Two uncertainties: the AWS docs to not clarify that packages are processed before commands are executed. You have to try. It it does not work, use container_commands. Secondly, it is just an educated guess that /usr/lib64/python2.6/site-packages/matplotlib is available after installing python-matplotlib. It should be installed to this place, but it may end up somewhere else. Needs to be tested. Numpy should end up where specified as inferred from this article.
[UPDATE FROM SEB]
AWS documentation says "The cfn-init helper script processes these configuration sections in the following order: packages, groups, users, sources, files, commands, and then services."
http://docs.aws.amazon.com/AWSCloudFormation/latest/UserGuide/aws-resource-init.html
So, your approach is safe
[/UPDATE]
The crucial step, as pointed out in the comments to this answer, is to tell your Python app where to look for packages. Direct modification of sys.path before attempting to import is a reliable method to take control of this. The following code adds our special directory to the selection of directories in which Python looks out for packages, and then attempts to import matplotlib:
sys.path.append("/opt/py26-selected-site-packages")

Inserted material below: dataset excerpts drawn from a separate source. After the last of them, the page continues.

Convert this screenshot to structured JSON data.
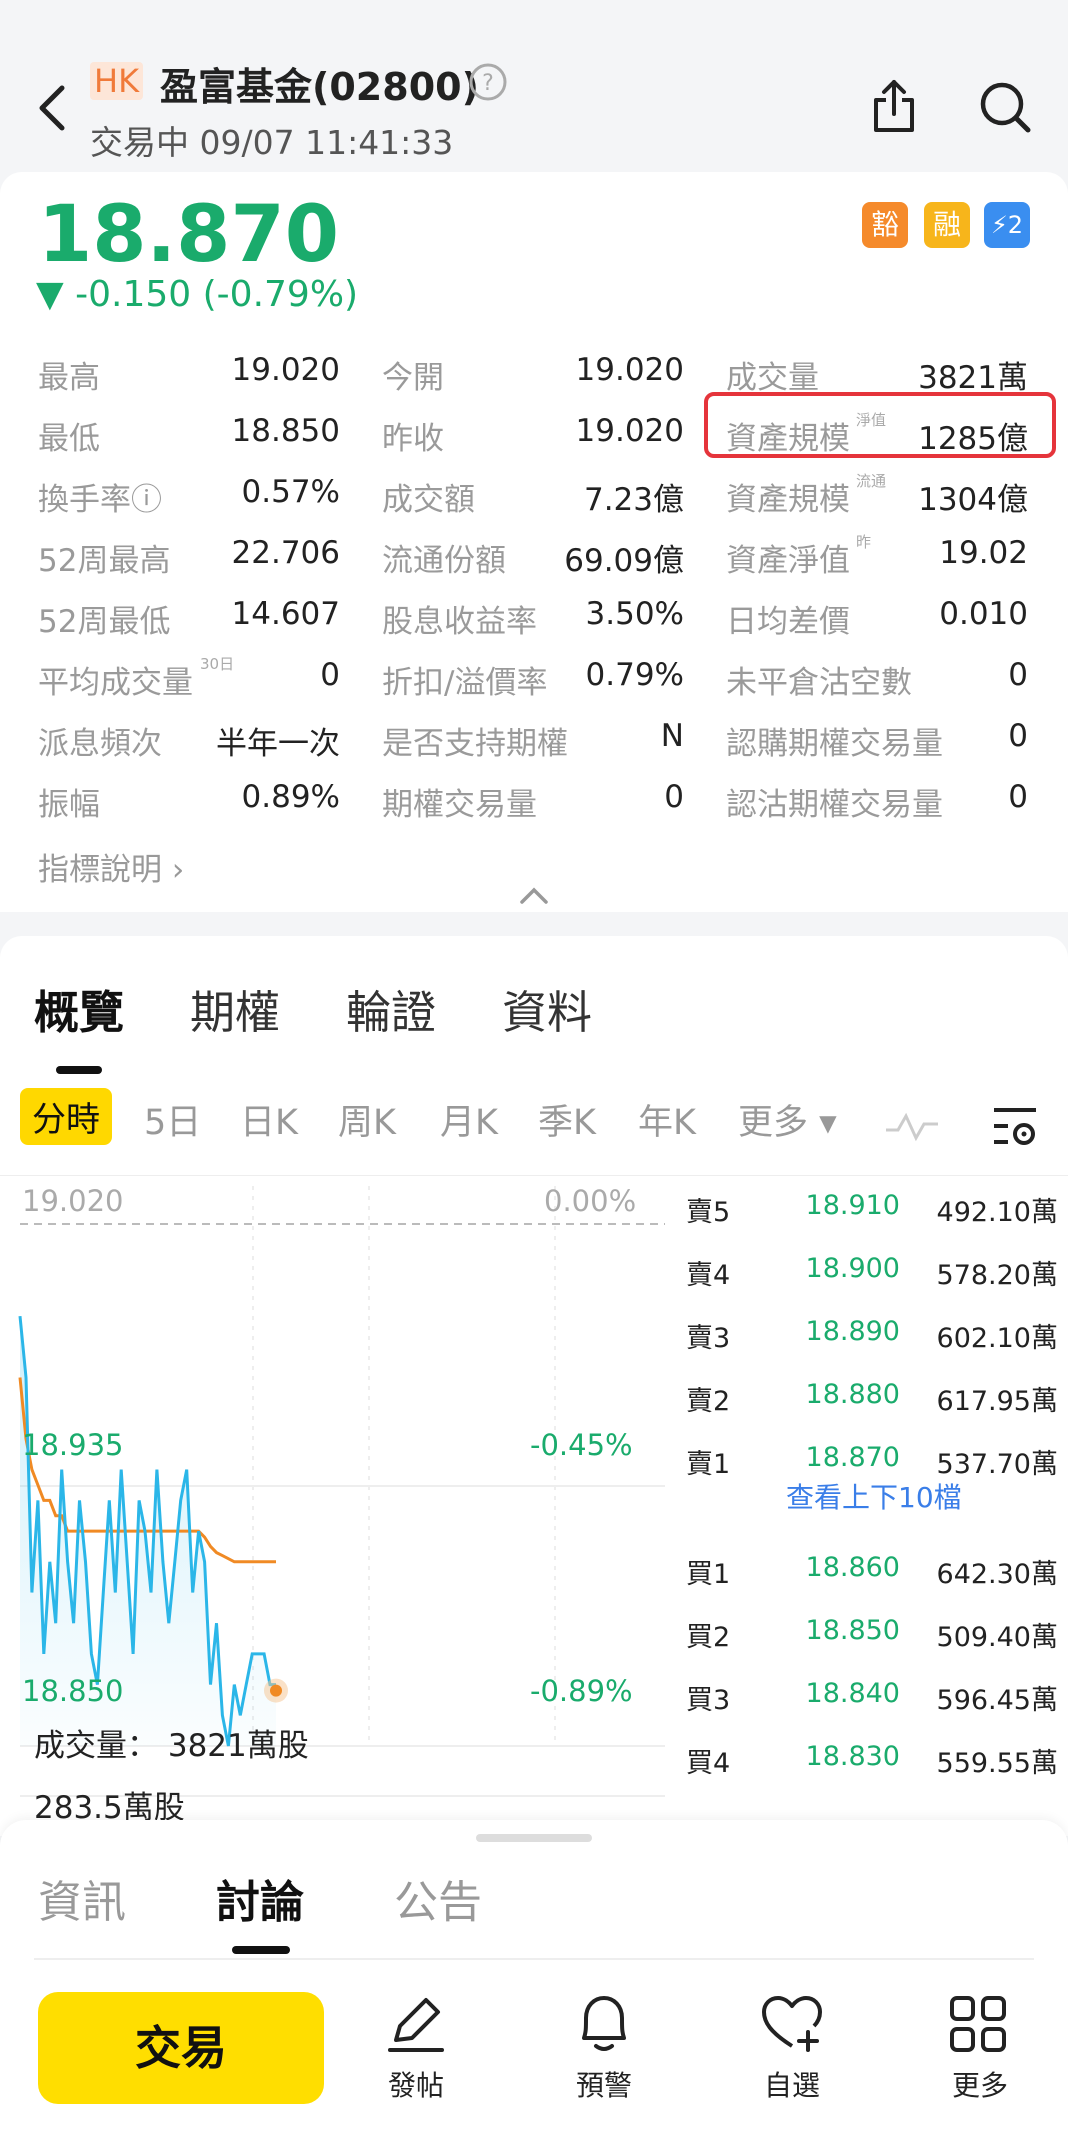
{
  "header": {
    "market": "HK",
    "title": "盈富基金(02800)",
    "status": "交易中 09/07 11:41:33",
    "help_icon": "question-circle-icon",
    "back_icon": "chevron-left-icon",
    "share_icon": "share-icon",
    "search_icon": "search-icon"
  },
  "quote": {
    "price": "18.870",
    "change": "▼ -0.150 (-0.79%)",
    "badges": [
      "豁",
      "融",
      "⚡2"
    ],
    "down_color": "#1aab6c"
  },
  "stats": {
    "c1": [
      {
        "label": "最高",
        "value": "19.020"
      },
      {
        "label": "最低",
        "value": "18.850"
      },
      {
        "label": "換手率ⓘ",
        "value": "0.57%"
      },
      {
        "label": "52周最高",
        "value": "22.706"
      },
      {
        "label": "52周最低",
        "value": "14.607"
      },
      {
        "label": "平均成交量",
        "sup": "30日",
        "value": "0"
      },
      {
        "label": "派息頻次",
        "value": "半年一次"
      },
      {
        "label": "振幅",
        "value": "0.89%"
      }
    ],
    "c2": [
      {
        "label": "今開",
        "value": "19.020"
      },
      {
        "label": "昨收",
        "value": "19.020"
      },
      {
        "label": "成交額",
        "value": "7.23億"
      },
      {
        "label": "流通份額",
        "value": "69.09億"
      },
      {
        "label": "股息收益率",
        "value": "3.50%"
      },
      {
        "label": "折扣/溢價率",
        "value": "0.79%"
      },
      {
        "label": "是否支持期權",
        "value": "N"
      },
      {
        "label": "期權交易量",
        "value": "0"
      }
    ],
    "c3": [
      {
        "label": "成交量",
        "value": "3821萬"
      },
      {
        "label": "資產規模",
        "sup": "淨值",
        "value": "1285億"
      },
      {
        "label": "資產規模",
        "sup": "流通",
        "value": "1304億"
      },
      {
        "label": "資產淨值",
        "sup": "昨",
        "value": "19.02"
      },
      {
        "label": "日均差價",
        "value": "0.010"
      },
      {
        "label": "未平倉沽空數",
        "value": "0"
      },
      {
        "label": "認購期權交易量",
        "value": "0"
      },
      {
        "label": "認沽期權交易量",
        "value": "0"
      }
    ],
    "indicator_link": "指標說明 ›",
    "highlight_color": "#e5343b"
  },
  "tabs": [
    "概覽",
    "期權",
    "輪證",
    "資料"
  ],
  "period_tabs": [
    "分時",
    "5日",
    "日K",
    "周K",
    "月K",
    "季K",
    "年K",
    "更多 ▾"
  ],
  "chart": {
    "prev_close": "19.020",
    "pct_top": "0.00%",
    "mid_price": "18.935",
    "pct_mid": "-0.45%",
    "low_price": "18.850",
    "pct_low": "-0.89%",
    "volume_label": "成交量： 3821萬股",
    "bar_volume": "283.5萬股",
    "price_series": [
      18.99,
      18.97,
      18.9,
      18.93,
      18.88,
      18.91,
      18.89,
      18.94,
      18.91,
      18.89,
      18.93,
      18.91,
      18.88,
      18.87,
      18.9,
      18.93,
      18.9,
      18.94,
      18.91,
      18.88,
      18.93,
      18.92,
      18.9,
      18.94,
      18.91,
      18.89,
      18.91,
      18.93,
      18.94,
      18.9,
      18.92,
      18.91,
      18.87,
      18.89,
      18.86,
      18.85,
      18.87,
      18.86,
      18.87,
      18.88,
      18.88,
      18.88,
      18.87,
      18.87
    ],
    "avg_series": [
      18.97,
      18.95,
      18.94,
      18.935,
      18.93,
      18.93,
      18.925,
      18.925,
      18.92,
      18.92,
      18.92,
      18.92,
      18.92,
      18.92,
      18.92,
      18.92,
      18.92,
      18.92,
      18.92,
      18.92,
      18.92,
      18.92,
      18.92,
      18.92,
      18.92,
      18.92,
      18.92,
      18.92,
      18.92,
      18.92,
      18.92,
      18.918,
      18.915,
      18.913,
      18.912,
      18.911,
      18.91,
      18.91,
      18.91,
      18.91,
      18.91,
      18.91,
      18.91,
      18.91
    ],
    "ylim": [
      18.85,
      19.02
    ],
    "line_color": "#2bb6e8",
    "avg_color": "#f08a24"
  },
  "orderbook": {
    "asks": [
      {
        "label": "賣5",
        "price": "18.910",
        "vol": "492.10萬"
      },
      {
        "label": "賣4",
        "price": "18.900",
        "vol": "578.20萬"
      },
      {
        "label": "賣3",
        "price": "18.890",
        "vol": "602.10萬"
      },
      {
        "label": "賣2",
        "price": "18.880",
        "vol": "617.95萬"
      },
      {
        "label": "賣1",
        "price": "18.870",
        "vol": "537.70萬"
      }
    ],
    "more_link": "查看上下10檔",
    "bids": [
      {
        "label": "買1",
        "price": "18.860",
        "vol": "642.30萬"
      },
      {
        "label": "買2",
        "price": "18.850",
        "vol": "509.40萬"
      },
      {
        "label": "買3",
        "price": "18.840",
        "vol": "596.45萬"
      },
      {
        "label": "買4",
        "price": "18.830",
        "vol": "559.55萬"
      }
    ]
  },
  "content_tabs": [
    "資訊",
    "討論",
    "公告"
  ],
  "bottom_bar": {
    "trade": "交易",
    "items": [
      {
        "icon": "pen-icon",
        "label": "發帖"
      },
      {
        "icon": "bell-icon",
        "label": "預警"
      },
      {
        "icon": "heart-plus-icon",
        "label": "自選"
      },
      {
        "icon": "grid-icon",
        "label": "更多"
      }
    ]
  }
}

from matplotlib import pyplot
The order in sys.path defines priorities, so in case there is any other matplotlib or numpy package available in one of the other directories, it might be a better idea to
sys.path.insert(0, "/opt/py26-selected-site-packages")
However, this should not be necessary if our whole approach was well thought-through.

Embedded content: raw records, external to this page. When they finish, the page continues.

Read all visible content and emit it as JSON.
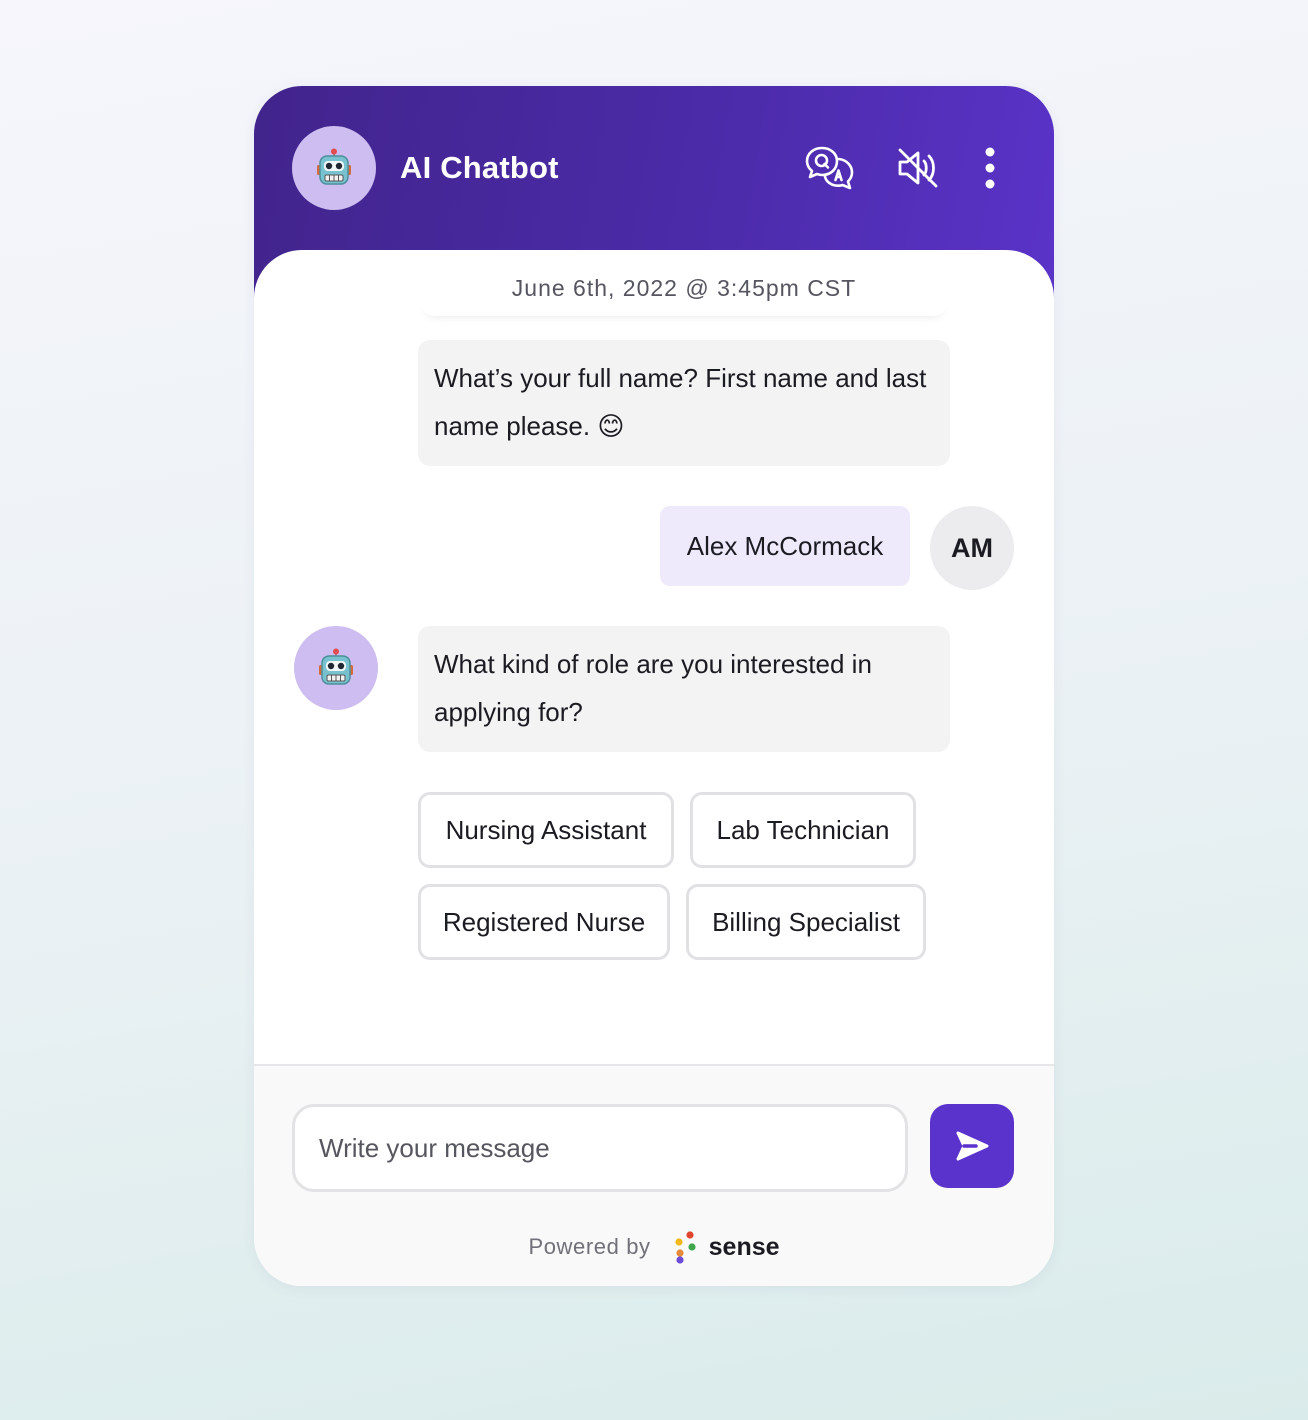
{
  "header": {
    "title": "AI Chatbot",
    "bot_avatar_icon": "robot-icon",
    "actions": [
      {
        "name": "qa-icon",
        "label": "Q&A"
      },
      {
        "name": "sound-off-icon",
        "label": "Mute"
      },
      {
        "name": "more-vertical-icon",
        "label": "More"
      }
    ]
  },
  "conversation": {
    "timestamp": "June 6th, 2022 @ 3:45pm CST",
    "messages": [
      {
        "from": "bot",
        "text": "What’s your full name? First name and last name please. 😊"
      },
      {
        "from": "user",
        "text": "Alex McCormack",
        "avatar_initials": "AM"
      },
      {
        "from": "bot",
        "text": "What kind of role are you interested in applying for?"
      }
    ],
    "quick_replies": [
      "Nursing Assistant",
      "Lab Technician",
      "Registered Nurse",
      "Billing Specialist"
    ]
  },
  "composer": {
    "placeholder": "Write your message",
    "send_icon": "send-icon"
  },
  "footer": {
    "powered_by": "Powered by",
    "brand": "sense"
  },
  "colors": {
    "header_start": "#42248c",
    "header_end": "#5a33c8",
    "accent": "#5a32cc",
    "bot_avatar_bg": "#cdbdf0",
    "user_bubble": "#efeafb",
    "bot_bubble": "#f3f3f4"
  }
}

To add to Jan-Philip Answer :
AWS Elastic Beanstalk is using Amazon Linux distribution (except for .Net environments). Amazon Linux uses the yum package manager. MatPlotLib is available in Amazon's software repository.
[ec2-user#ip-1-1-1-174 ~]$ yum list | grep matplot
python-matplotlib.x86_64 0.99.1.2-1.6.amzn1 amzn-main
If this version is the one you need for your application, I would try to simply modify your .ebextensions/software.config file and to add the package to the yum section of it:
packages:
yum:
python-matplotlib: []
python-devel: []
atlas-sse3-devel: []
lapack-devel: []
libpng-devel: []
freetype-devel: []
zlib-devel: []
A last note about AWS Elastic BeansTalk and SSH.
While Amazon gives you the possibility to SSH to your Elastic Beanstalk instances, you should use this possibility only for debugging purposes, to understand why your app failed or is not installing as suggested.
Other than that, your deployment must be 100% automatic. When Elastic Beanstalk (Auto Scaling to be precise) will scale out your infrastructure (add more instances) or scale it in (terminate instances) depending on your application workload, all your manual configuration will be lost.
Best practices is to not install SSH keys on your production environment, it further reduces the surface of attacks.
I might be a bit late to this question, but as AWS and a lot of the cloud service providers are moving into Docker and taking into consideration that you haven't specified the platform . I have a fast solution to your question:
Use the generic docker platform.
I created some images with Python, Numpy, Scipy and Matplotlib preinstalled, so you can directly pull and start using them with one line of code.
Python 2.7(This one also has the versions that you were specifying for numpy and matplotlib)
sudo docker pull chuseuiti/pynuscimat2.7
Python 3.4
sudo docker pull chuseuiti/pynusci
However you can create your own image or modify existing images.
In case you want to automate your instances, you can pass a Dockerfile to AWS with the definition of your image.
Tip, in case you don't know about docker:
It is need to login before been able to pull:
sudo docker login
After pulling the image, you can generate and work in a container created from an image with the next code:
sudo docker run -i -t chuseuiti/pynuscimat2.7 bash
PS. At least with the free tier AWS is always complaining about running out of time with scipy and matplotlib, it takes too much time to install them, that is why I use this option.